Layer 1 as backstop: deterministic SAST/secret scan is immune to prompt injection. Even if Layer 2 AI is manipulated, Layer 1 still blocks.

Risk 5: Cost Explosion at Scale

⚠️ Risk: Cost Explosion

Enterprise with 200 developers at 1–2 PRs/day = 200–400 PRs/day. Deep review at $0.50–2.00/PR scales to $2,000–16,000/month.

Evidence: Claude Code Review averages $15–25 per PR (full agentic review). At 100 PRs/day, monthly cost reaches $45,000–75,000.

Mitigation:

Layered cost model: Layer 2 (small/fast model) at $0.01–0.05. Layer 3 (capable model) only for MEDIUM+ risk
Budget caps in configuration: max_daily_layer3_budget: $50
Model tiering: fast model for Layer 2, capable model for Layer 3 standard, most capable for CRITICAL
Prompt caching reduces cost of repeated context
Track cost-per-useful-finding, not cost-per-PR

Risk 6: Generic / Surface-Level Feedback

⚠️ Risk: Generic Feedback

Without repo context, AI falls back to generic "code reviewer" mode, commenting on naming, suggesting docstrings, flagging missing type hints. Nothing a senior would not see in 5 seconds.

Evidence: Augment Code found early versions using "pattern-based grep-search" for context produced generic findings. Quality improved only after semantic retrieval + organizational context.

Mitigation:

Repository knowledge layer provides repo-specific conventions, patterns, ownership
Anti-patterns in prompts: "DO NOT comment on naming style, missing docs, import order, formatting"
Org conventions: client defines "in our repo we do X, not Y" via instructions and standards.sources in .visdom.yaml, plus org rules in .visdom/rules/
Minimum severity in Layer 2: Quick Scan does not report below MEDIUM

Risk 7: AI Reviewing AI, Blind Spots

⚠️ Risk: AI Reviewing AI

AI-generated code has patterns that another AI model may not catch because it produces similar patterns itself. Over-engineering, unnecessary abstractions, and hallucinated APIs look "clean" to an AI reviewer.

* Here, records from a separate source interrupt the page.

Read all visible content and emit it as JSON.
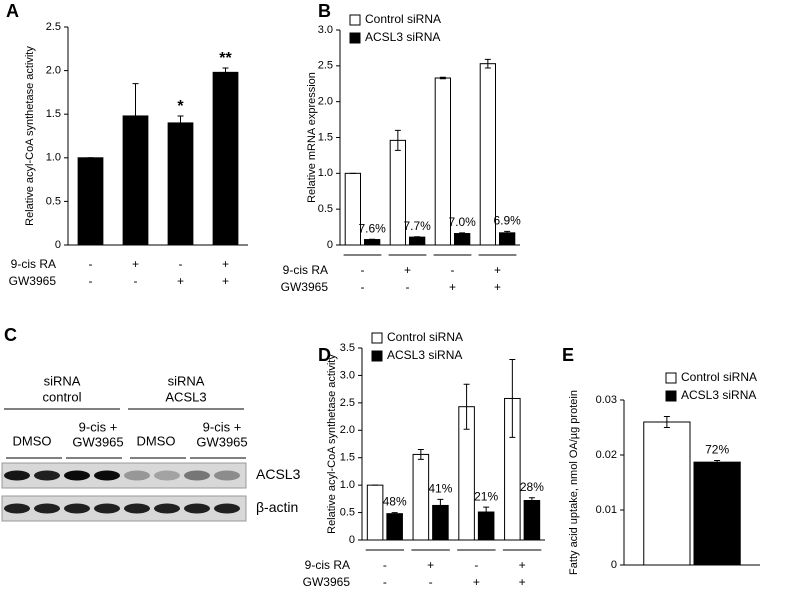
{
  "chart_data": [
    {
      "type": "bar",
      "panel": "A",
      "ylabel": "Relative acyl-CoA synthetase activity",
      "categories": [
        null,
        null,
        null,
        null
      ],
      "values": [
        1.0,
        1.48,
        1.4,
        1.98
      ],
      "errors": [
        0,
        0.37,
        0.08,
        0.05
      ],
      "color": "#000000",
      "value_annotations": [
        null,
        null,
        "*",
        "**"
      ],
      "ylim": [
        0,
        2.5
      ],
      "yticks": [
        0,
        0.5,
        {
          "value": 1,
          "label": "1.0"
        },
        1.5,
        {
          "value": 2,
          "label": "2.0"
        },
        2.5
      ],
      "conditions": [
        {
          "label": "9-cis RA",
          "values": [
            "-",
            "+",
            "-",
            "+"
          ]
        },
        {
          "label": "GW3965",
          "values": [
            "-",
            "-",
            "+",
            "+"
          ]
        }
      ]
    },
    {
      "type": "bar",
      "panel": "B",
      "ylabel": "Relative mRNA expression",
      "categories": [
        null,
        null,
        null,
        null
      ],
      "series": [
        {
          "name": "Control siRNA",
          "color": "#ffffff",
          "values": [
            1.0,
            1.46,
            2.33,
            2.53
          ],
          "errors": [
            0,
            0.14,
            0.01,
            0.06
          ]
        },
        {
          "name": "ACSL3 siRNA",
          "color": "#000000",
          "values": [
            0.076,
            0.11,
            0.16,
            0.17
          ],
          "errors": [
            0.005,
            0.005,
            0.01,
            0.02
          ],
          "annotations": [
            "7.6%",
            "7.7%",
            "7.0%",
            "6.9%"
          ]
        }
      ],
      "legend": "top-left",
      "ylim": [
        0,
        3
      ],
      "yticks": [
        0,
        0.5,
        {
          "value": 1,
          "label": "1.0"
        },
        1.5,
        {
          "value": 2,
          "label": "2.0"
        },
        2.5,
        {
          "value": 3,
          "label": "3.0"
        }
      ],
      "conditions": [
        {
          "label": "9-cis RA",
          "values": [
            "-",
            "+",
            "-",
            "+"
          ]
        },
        {
          "label": "GW3965",
          "values": [
            "-",
            "-",
            "+",
            "+"
          ]
        }
      ]
    },
    {
      "type": "bar",
      "panel": "D",
      "ylabel": "Relative acyl-CoA synthetase activity",
      "categories": [
        null,
        null,
        null,
        null
      ],
      "series": [
        {
          "name": "Control siRNA",
          "color": "#ffffff",
          "values": [
            1.0,
            1.56,
            2.43,
            2.58
          ],
          "errors": [
            0,
            0.09,
            0.41,
            0.71
          ]
        },
        {
          "name": "ACSL3 siRNA",
          "color": "#000000",
          "values": [
            0.48,
            0.63,
            0.51,
            0.72
          ],
          "errors": [
            0.02,
            0.11,
            0.09,
            0.05
          ],
          "annotations": [
            "48%",
            "41%",
            "21%",
            "28%"
          ]
        }
      ],
      "legend": "top-left",
      "ylim": [
        0,
        3.5
      ],
      "yticks": [
        0,
        0.5,
        {
          "value": 1,
          "label": "1.0"
        },
        1.5,
        {
          "value": 2,
          "label": "2.0"
        },
        2.5,
        {
          "value": 3,
          "label": "3.0"
        },
        3.5
      ],
      "conditions": [
        {
          "label": "9-cis RA",
          "values": [
            "-",
            "+",
            "-",
            "+"
          ]
        },
        {
          "label": "GW3965",
          "values": [
            "-",
            "-",
            "+",
            "+"
          ]
        }
      ]
    },
    {
      "type": "bar",
      "panel": "E",
      "ylabel": "Fatty acid uptake, nmol OA/µg protein",
      "categories": [
        null
      ],
      "series": [
        {
          "name": "Control siRNA",
          "color": "#ffffff",
          "values": [
            0.026
          ],
          "errors": [
            0.001
          ]
        },
        {
          "name": "ACSL3 siRNA",
          "color": "#000000",
          "values": [
            0.0187
          ],
          "errors": [
            0.0003
          ],
          "annotations": [
            "72%"
          ]
        }
      ],
      "legend": "top-right",
      "ylim": [
        0,
        0.03
      ],
      "yticks": [
        0,
        0.01,
        0.02,
        0.03
      ]
    }
  ],
  "blot": {
    "panel": "C",
    "groups": [
      {
        "label": [
          "siRNA",
          "control"
        ],
        "lanes": [
          [
            "DMSO"
          ],
          [
            "9-cis +",
            "GW3965"
          ]
        ]
      },
      {
        "label": [
          "siRNA",
          "ACSL3"
        ],
        "lanes": [
          [
            "DMSO"
          ],
          [
            "9-cis +",
            "GW3965"
          ]
        ]
      }
    ],
    "rows": [
      "ACSL3",
      "β-actin"
    ]
  }
}
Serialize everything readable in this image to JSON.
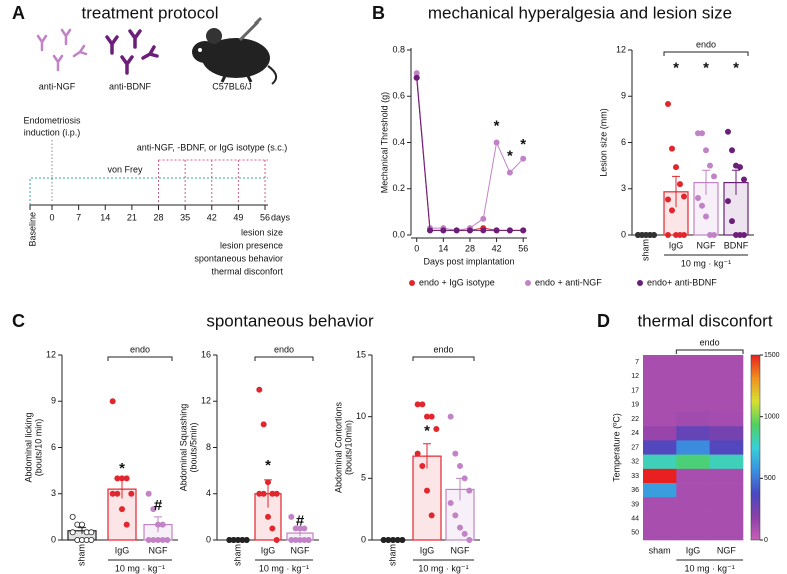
{
  "panels": [
    {
      "letter": "A",
      "title": "treatment protocol"
    },
    {
      "letter": "B",
      "title": "mechanical hyperalgesia and lesion size"
    },
    {
      "letter": "C",
      "title": "spontaneous behavior"
    },
    {
      "letter": "D",
      "title": "thermal disconfort"
    }
  ],
  "protocol": {
    "antibodies": [
      "anti-NGF",
      "anti-BDNF"
    ],
    "mouse": "C57BL6/J",
    "induction": [
      "Endometriosis",
      "induction (i.p.)"
    ],
    "treatment": "anti-NGF, -BDNF, or IgG isotype (s.c.)",
    "von_frey": "von Frey",
    "baseline": "Baseline",
    "timeline_days": [
      0,
      7,
      14,
      21,
      28,
      35,
      42,
      49,
      56
    ],
    "days_unit": "days",
    "outcomes": [
      "lesion size",
      "lesion presence",
      "spontaneous behavior",
      "thermal disconfort"
    ]
  },
  "chart_data": [
    {
      "type": "line",
      "xlabel": "Days post implantation",
      "ylabel": "Mechanical Threshold (g)",
      "x": [
        0,
        7,
        14,
        21,
        28,
        35,
        42,
        49,
        56
      ],
      "xlim": [
        -3,
        58
      ],
      "xticks": [
        0,
        14,
        28,
        42,
        56
      ],
      "ylim": [
        0,
        0.8
      ],
      "yticks": [
        {
          "value": 0,
          "label": "0.0"
        },
        {
          "value": 0.2,
          "label": "0.2"
        },
        {
          "value": 0.4,
          "label": "0.4"
        },
        {
          "value": 0.6,
          "label": "0.6"
        },
        {
          "value": 0.8,
          "label": "0.8"
        }
      ],
      "series": [
        {
          "name": "endo + IgG isotype",
          "color": "#e2262e",
          "values": [
            0.68,
            0.02,
            0.02,
            0.02,
            0.02,
            0.03,
            0.02,
            0.02,
            0.02
          ]
        },
        {
          "name": "endo + anti-NGF",
          "color": "#c183c6",
          "values": [
            0.7,
            0.03,
            0.03,
            0.02,
            0.03,
            0.07,
            0.4,
            0.27,
            0.33
          ]
        },
        {
          "name": "endo+ anti-BDNF",
          "color": "#6b1f78",
          "values": [
            0.68,
            0.02,
            0.02,
            0.02,
            0.02,
            0.02,
            0.02,
            0.02,
            0.02
          ]
        }
      ],
      "annotations": [
        {
          "text": "*",
          "x": 42,
          "y": 0.47
        },
        {
          "text": "*",
          "x": 49,
          "y": 0.34
        },
        {
          "text": "*",
          "x": 56,
          "y": 0.39
        }
      ]
    },
    {
      "type": "bar",
      "ylabel": [
        "Lesion size (mm)"
      ],
      "categories": [
        "sham",
        "IgG",
        "NGF",
        "BDNF"
      ],
      "values": [
        0,
        2.8,
        3.4,
        3.4
      ],
      "errors": [
        0,
        1.0,
        0.8,
        0.8
      ],
      "colors": [
        "#333333",
        "#e2262e",
        "#c183c6",
        "#6b1f78"
      ],
      "point_fill": [
        "#333333",
        "#e2262e",
        "#c183c6",
        "#6b1f78"
      ],
      "points": [
        [
          0,
          0,
          0,
          0,
          0,
          0,
          0,
          0,
          0,
          0
        ],
        [
          8.5,
          5.6,
          4.4,
          3.3,
          2.5,
          2.3,
          1.6,
          0,
          0,
          0,
          0
        ],
        [
          6.6,
          6.6,
          5.5,
          4.5,
          3.8,
          2.4,
          1.9,
          1.2,
          0,
          0
        ],
        [
          6.7,
          5.5,
          4.5,
          4.4,
          3.6,
          2.2,
          0.9,
          0,
          0,
          0
        ]
      ],
      "ylim": [
        0,
        12
      ],
      "yticks": [
        0,
        3,
        6,
        9,
        12
      ],
      "group_label": "endo",
      "dose_label": "10 mg · kg⁻¹",
      "annotations": [
        {
          "text": "*",
          "category_index": 1,
          "y": 10.8
        },
        {
          "text": "*",
          "category_index": 2,
          "y": 10.8
        },
        {
          "text": "*",
          "category_index": 3,
          "y": 10.8
        }
      ]
    },
    {
      "type": "bar",
      "ylabel": [
        "Abdominal licking",
        "(bouts/10 min)"
      ],
      "categories": [
        "sham",
        "IgG",
        "NGF"
      ],
      "values": [
        0.6,
        3.3,
        1.0
      ],
      "errors": [
        0.2,
        0.6,
        0.5
      ],
      "colors": [
        "#222222",
        "#e2262e",
        "#c183c6"
      ],
      "point_fill": [
        "#ffffff",
        "#e2262e",
        "#c183c6"
      ],
      "points": [
        [
          1.5,
          1,
          1,
          0.5,
          0.5,
          0.5,
          0,
          0,
          0,
          0
        ],
        [
          9,
          4,
          4,
          4,
          3,
          3,
          3,
          2,
          1
        ],
        [
          3,
          2,
          1,
          1,
          0,
          0,
          0,
          0,
          0
        ]
      ],
      "ylim": [
        0,
        12
      ],
      "yticks": [
        0,
        3,
        6,
        9,
        12
      ],
      "group_label": "endo",
      "dose_label": "10 mg · kg⁻¹",
      "annotations": [
        {
          "text": "*",
          "category_index": 1,
          "y": 4.6
        },
        {
          "text": "#",
          "category_index": 2,
          "y": 2.2
        }
      ]
    },
    {
      "type": "bar",
      "ylabel": [
        "Abdominal Squashing",
        "(bouts/5min)"
      ],
      "categories": [
        "sham",
        "IgG",
        "NGF"
      ],
      "values": [
        0,
        4.0,
        0.6
      ],
      "errors": [
        0,
        1.2,
        0.25
      ],
      "colors": [
        "#222222",
        "#e2262e",
        "#c183c6"
      ],
      "point_fill": [
        "#222222",
        "#e2262e",
        "#c183c6"
      ],
      "points": [
        [
          0,
          0,
          0,
          0,
          0,
          0,
          0,
          0,
          0,
          0
        ],
        [
          13,
          10,
          5,
          4,
          4,
          4,
          4,
          2,
          1,
          0
        ],
        [
          2,
          1,
          1,
          1,
          0,
          0,
          0,
          0,
          0,
          0
        ]
      ],
      "ylim": [
        0,
        16
      ],
      "yticks": [
        0,
        4,
        8,
        12,
        16
      ],
      "group_label": "endo",
      "dose_label": "10 mg · kg⁻¹",
      "annotations": [
        {
          "text": "*",
          "category_index": 1,
          "y": 6.4
        },
        {
          "text": "#",
          "category_index": 2,
          "y": 1.6
        }
      ]
    },
    {
      "type": "bar",
      "ylabel": [
        "Abdominal Contortions",
        "(bouts/10min)"
      ],
      "categories": [
        "sham",
        "IgG",
        "NGF"
      ],
      "values": [
        0,
        6.8,
        4.1
      ],
      "errors": [
        0,
        1.0,
        0.9
      ],
      "colors": [
        "#222222",
        "#e2262e",
        "#c183c6"
      ],
      "point_fill": [
        "#222222",
        "#e2262e",
        "#c183c6"
      ],
      "points": [
        [
          0,
          0,
          0,
          0,
          0,
          0,
          0,
          0,
          0,
          0
        ],
        [
          11,
          11,
          10,
          10,
          9,
          7,
          6,
          4,
          2
        ],
        [
          10,
          7,
          6,
          5,
          4,
          3,
          2,
          1,
          0.5,
          0
        ]
      ],
      "ylim": [
        0,
        15
      ],
      "yticks": [
        0,
        5,
        10,
        15
      ],
      "group_label": "endo",
      "dose_label": "10 mg · kg⁻¹",
      "annotations": [
        {
          "text": "*",
          "category_index": 1,
          "y": 8.8
        }
      ]
    },
    {
      "type": "heatmap",
      "ylabel": "Temperature (ºC)",
      "columns": [
        "sham",
        "IgG",
        "NGF"
      ],
      "rows": [
        7,
        12,
        17,
        19,
        22,
        24,
        27,
        32,
        33,
        36,
        39,
        44,
        50
      ],
      "values": [
        [
          100,
          100,
          100
        ],
        [
          100,
          100,
          100
        ],
        [
          100,
          100,
          100
        ],
        [
          100,
          100,
          100
        ],
        [
          100,
          120,
          110
        ],
        [
          150,
          300,
          250
        ],
        [
          350,
          550,
          350
        ],
        [
          800,
          900,
          800
        ],
        [
          1500,
          100,
          100
        ],
        [
          600,
          100,
          100
        ],
        [
          100,
          100,
          100
        ],
        [
          100,
          100,
          100
        ],
        [
          100,
          100,
          100
        ]
      ],
      "zlim": [
        0,
        1500
      ],
      "zticks": [
        0,
        500,
        1000,
        1500
      ],
      "colorscale": [
        "#c95fb8",
        "#8a3fa8",
        "#4a48c0",
        "#3a90e0",
        "#38d0d8",
        "#50d060",
        "#d8e030",
        "#f09020",
        "#e82020"
      ],
      "group_label": "endo",
      "dose_label": "10 mg · kg⁻¹"
    }
  ]
}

Evidence: Veracode 2025 tested 100+ LLMs: 45% of AI-generated code contains OWASP vulnerabilities. Models' own tests caught none of them. Spotify's LLM-as-judge vetoes 25% of agent output, meaning 1 in 4 passes CI but is wrong.

Mitigation:

AI-specific patterns — hallucinated APIs, unnecessary abstractions, over-engineering, Factory/Builder where direct instantiation is convention — are explicit targets of the correctness and security lenses plus Layer 1 rules
Repository knowledge layer can compare new code complexity against module baseline
Optional cross-model review: if code was generated by model A, review with model B

Risk 8: Cross-Cultural Interpretation

⚠️ Risk: Cross-Cultural Interpretation

"This code needs refactoring" lands differently for a senior in Krakow, a mid in London, and a junior in Bangalore. AI comments without cultural sensitivity can be demotivating or ignored.

Evidence: Shopify research found that feedback must be constructive, not evaluative, for distributed teams.

Mitigation:

Structured finding format: always Problem → Why it matters → Concrete fix suggestion
Configurable tone: tone: direct | constructive | educational. Default: constructive
No blame attribution: VCR says "this code has..." never "you wrote..."

Risk Priority Matrix

#	Risk	Severity	Likelihood	Primary mitigation
2	Cry Wolf	CRITICAL	HIGH	Hard cap, confidence threshold, silence is OK
6	Generic feedback	HIGH	HIGH	Repo context, anti-patterns in prompts, min severity
1	Non-determinism	HIGH	HIGH	Deterministic signals primary in risk classifier
7	AI reviewing AI	HIGH	MEDIUM	AI patterns in correctness/security lenses + L1 rules
3	Large diff degradation	HIGH	MEDIUM	Chunk per-file, selective context, PR size warning
4	Prompt injection	CRITICAL	LOW–MED	Input sanitization, Layer 1 backstop
5	Cost explosion	MEDIUM	MEDIUM	Layered cost model, budget caps
8	Cross-cultural	MEDIUM	MEDIUM	Structured format, configurable tone

⚠️ Most Dangerous Risks

Risks #2 (Cry Wolf) and #6 (Generic feedback) are the most dangerous. They lead to abandonment. If developers stop reading VCR comments, all other mitigations are irrelevant.